I surmise that "salad before the main course" is something people have picked up from American restaurants, which often start you off with a one-size-fits-all, chilled salad as a way to keep you from getting bored while they're cooking your entree. At home, where there usually isn't a cook who eats apart from the other diners, it makes more sense to serve salad alongide the meal; otherwise the entree would get cold or the cook would be tending to the entree while the other siners ate the salad. I hadn't ever considered having salad after the entree, but it could be nice for a more formal meal, if the entree portions are reasonably small. If people don't see the salad coming, though, they're likely to have taken their fill already.
Either before or during the main course and no it's not something I picked up from a tacky restaurant. It is just the way I grew up and the way my parents and their parents (who never visited restaurants) grew up. I see the salad like an appetizer.....something small to get myself ready for the meal. It's also easy to eat if the main dish is taking a bit longer to finish than expected.
The Kitchn often seems to equate "European' with French customs, and anything French is synonymous on this site with a romanticised notion of how 'Parisians' do things. I think having 'salad' after a meal refers here to the practice in most French HOMES of having a simple green leaf salad after the main course. I'm sure most French people wouldn't care, though, if they were served salad before or with the main course.
Salads before or with my meal, often AS a meal (usually with chicken or some protein included.)
I note that in the ~92 posts so far, more than half are either arguing that "Europe" is not homogeneous and that "salads AFTER" is not normal...somewhere, or that "roughage" was spelled in a text-speak way. I think perhaps the first couple of times covered it for both observations.

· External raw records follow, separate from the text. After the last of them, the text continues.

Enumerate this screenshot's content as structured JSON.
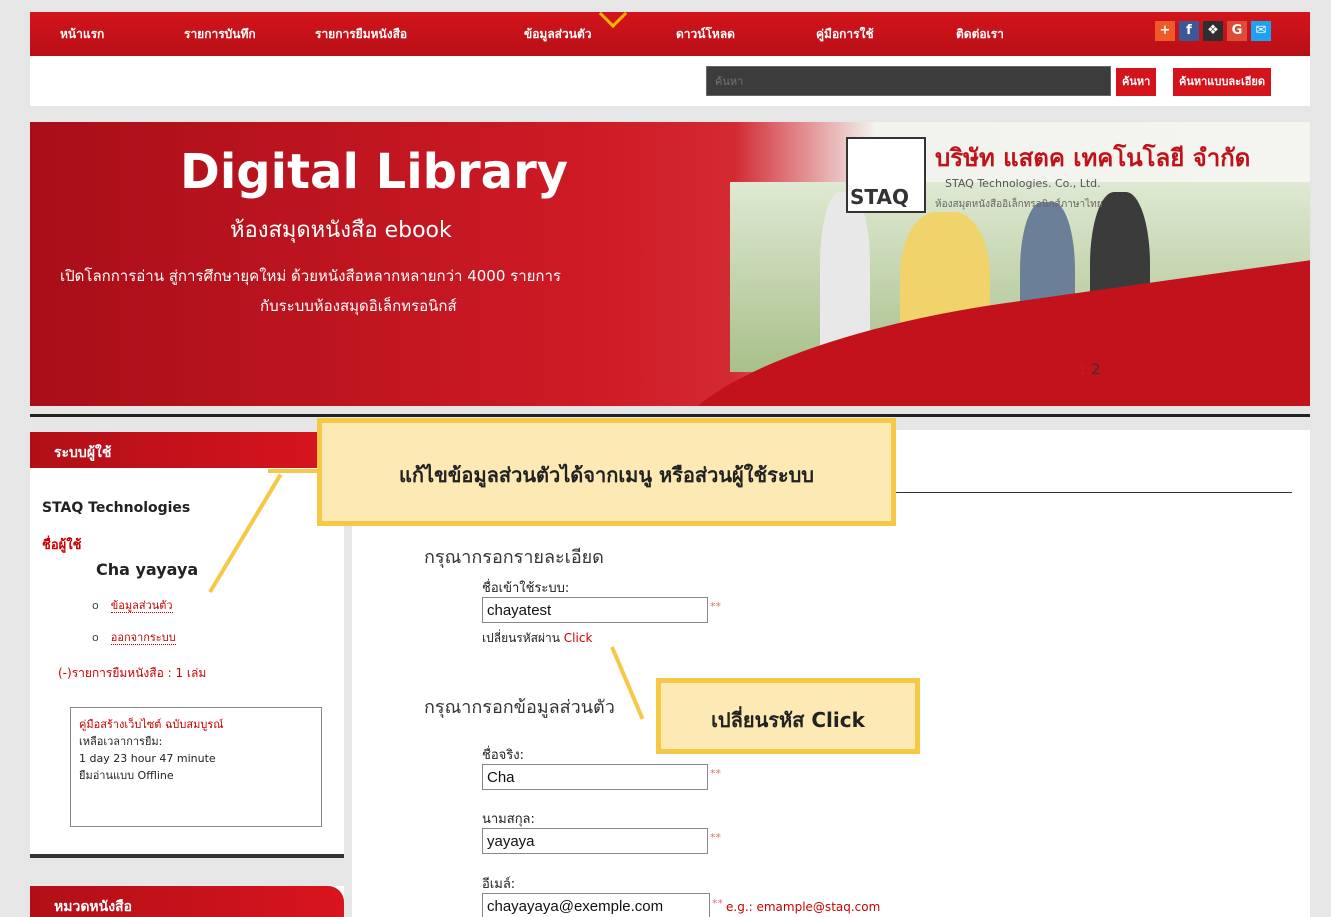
{
  "nav": {
    "items": [
      "หน้าแรก",
      "รายการบันทึก",
      "รายการยืมหนังสือ",
      "ข้อมูลส่วนตัว",
      "ดาวน์โหลด",
      "คู่มือการใช้",
      "ติดต่อเรา"
    ],
    "social_icons": [
      {
        "name": "plus-icon",
        "glyph": "+",
        "color": "#f05a28"
      },
      {
        "name": "facebook-icon",
        "glyph": "f",
        "color": "#3b5998"
      },
      {
        "name": "myspace-icon",
        "glyph": "❖",
        "color": "#2e2e2e"
      },
      {
        "name": "google-icon",
        "glyph": "G",
        "color": "#dd4b39"
      },
      {
        "name": "twitter-icon",
        "glyph": "✉",
        "color": "#1da1f2"
      }
    ]
  },
  "search": {
    "placeholder": "ค้นหา",
    "button": "ค้นหา",
    "advanced_button": "ค้นหาแบบละเอียด"
  },
  "banner": {
    "title": "Digital Library",
    "subtitle": "ห้องสมุดหนังสือ ebook",
    "line1": "เปิดโลกการอ่าน สู่การศึกษายุคใหม่ ด้วยหนังสือหลากหลายกว่า 4000 รายการ",
    "line2": "กับระบบห้องสมุดอิเล็กทรอนิกส์",
    "logo_text": "STAQ",
    "company_name": "บริษัท แสตค เทคโนโลยี จำกัด",
    "company_en": "STAQ Technologies. Co., Ltd.",
    "company_desc": "ห้องสมุดหนังสืออิเล็กทรอนิกส์ภาษาไทย",
    "slide_active": "1",
    "slide_other": "2"
  },
  "sidebar": {
    "user_panel_title": "ระบบผู้ใช้",
    "org": "STAQ Technologies",
    "user_label": "ชื่อผู้ใช้",
    "user_name": "Cha yayaya",
    "links": [
      "ข้อมูลส่วนตัว",
      "ออกจากระบบ"
    ],
    "borrow_count": "(-)รายการยืมหนังสือ : 1 เล่ม",
    "borrow_box": {
      "book": "คู่มือสร้างเว็บไซต์ ฉบับสมบูรณ์",
      "remaining_label": "เหลือเวลาการยืม:",
      "remaining": "1 day 23 hour 47 minute",
      "mode": "ยืมอ่านแบบ Offline"
    },
    "category_panel_title": "หมวดหนังสือ"
  },
  "form": {
    "section1": "กรุณากรอกรายละเอียด",
    "username_label": "ชื่อเข้าใช้ระบบ:",
    "username": "chayatest",
    "change_pw_text": "เปลี่ยนรหัสผ่าน",
    "change_pw_link": "Click",
    "section2": "กรุณากรอกข้อมูลส่วนตัว",
    "firstname_label": "ชื่อจริง:",
    "firstname": "Cha",
    "lastname_label": "นามสกุล:",
    "lastname": "yayaya",
    "email_label": "อีเมล์:",
    "email": "chayayaya@exemple.com",
    "required_mark": "**",
    "email_example": "e.g.: emample@staq.com"
  },
  "callouts": {
    "edit_info": "แก้ไขข้อมูลส่วนตัวได้จากเมนู หรือส่วนผู้ใช้ระบบ",
    "change_pw": "เปลี่ยนรหัส Click",
    "color": "#f5c946"
  },
  "colors": {
    "brand_red": "#d4141c"
  }
}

My background is Italian-American and we always ate salad after the mains. My partner is Korean and he prefers salad alongside the main because of the customary banchan served with with meals in his culture. I have come to prefer it that way as well--the diversity of temperature, texture, and flavors really makes for a satisfying meal. So even if we are just having a simple green salad or something more elaborate, it get served simultaneously with the main dish.